Em um pano de fundo tão péssimo, o desespero surge ameaçador e como que inevitável. Com ele assomam o sentimento de angústia e a iminência do niilismo. A moral tradicional é afrontada e os fundamentos éticos de uma visão de mundo ótimo e iluminado pela razão são ridicularizados em várias vozes, em diversos estilos de escrever filosofia trágica, pensamentos que denunciam a decadência do homem em seu mundo ilusório de opiniões e perspectivas turvadas pelo engodo de Maia.
Por fim, a morte desponta como o grande prêmio ao fim de uma existência sob o sol, mas, paradoxalmente sombria. Como se o filosofar in toto, fosse incapaz de superar sua natureza de nada saber e nada ser além de preparação para o fim dessa vida de andanças do pó sobre o pó, nessa infinitude sempre amparada pela finitude de todo e de cada homem doente.

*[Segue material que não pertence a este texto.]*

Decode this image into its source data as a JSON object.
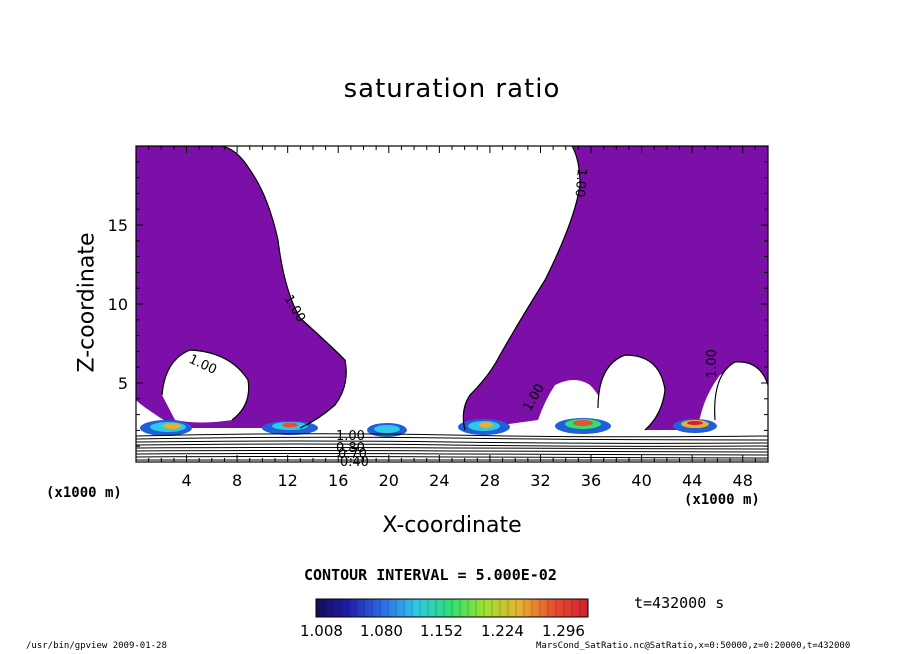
{
  "chart_data": {
    "type": "contour",
    "title": "saturation ratio",
    "xlabel": "X-coordinate",
    "ylabel": "Z-coordinate",
    "x_unit_label": "(x1000 m)",
    "x_ticks": [
      4,
      8,
      12,
      16,
      20,
      24,
      28,
      32,
      36,
      40,
      44,
      48
    ],
    "y_ticks": [
      5,
      10,
      15
    ],
    "xlim": [
      0,
      50
    ],
    "ylim": [
      0,
      20
    ],
    "contour_labels": [
      "1.00",
      "1.00",
      "1.00",
      "1.00",
      "1.00",
      "1.00",
      "0.80",
      "0.70",
      "0.40"
    ],
    "fill_color": "#7b0fa8",
    "contour_interval_text": "CONTOUR INTERVAL = 5.000E-02",
    "colorbar": {
      "tick_labels": [
        "1.008",
        "1.080",
        "1.152",
        "1.224",
        "1.296"
      ],
      "colors": [
        "#1a0a5a",
        "#1f1fa8",
        "#2f6fe8",
        "#30c8e8",
        "#30e070",
        "#a0e030",
        "#e8b030",
        "#e85030",
        "#d02030"
      ]
    },
    "time_label": "t=432000 s"
  },
  "footer": {
    "left": "/usr/bin/gpview   2009-01-28",
    "right": "MarsCond_SatRatio.nc@SatRatio,x=0:50000,z=0:20000,t=432000"
  }
}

Resenhar uma obra que já foi muito bem introduzida de forma sumária por seu autor pode soar como um correr atrás do vento. Por isto, estas palavras pretendem tão somente destacar alguns nuances mais atrativos, pinçar alguns aspectos do rico material constituinte da Metafísica do Sofrimento do Mundo de modo a, sem ser repetitivo e sem antecipar grosseiramente as inúmeras passagens surpreendentes e reveladoras, dar o tom específico e uma prova do teor filosófico atual e relevante que o pessimismo metafísico vem propondo crescentemente ao pensamento e ao mundo contemporâneos, isto é, uma proposta de como enfrentar a vida de forma desperta e amadurecida, rejeitando “filosofias” infantilizadas e fórmulas ilusórias de viver e de morrer imerso na eterna consciência de rebanho. Quem encara intermitentemente o pior estado de coisas, com naturalidade saberá como ninguém fruir, ainda que fugazmente, qualquer melhoria fortuita. Portanto, filosofia pessimista, pessimismo bíblico, pessimismo metafísico, pessimismo prático, pessimismo absoluto e melancolia, são exemplos de categorias filosóficas que devem ser examinadas com cautela ao logo do texto do professor Deyve Redyson, de modo a não incorrer o leitor em pré-conceituações sempre desfavoráveis à salutar e prudente reflexão filosófica que este livro propõe.
Marcelo Santos – Mestre em Filosofia – UFPB.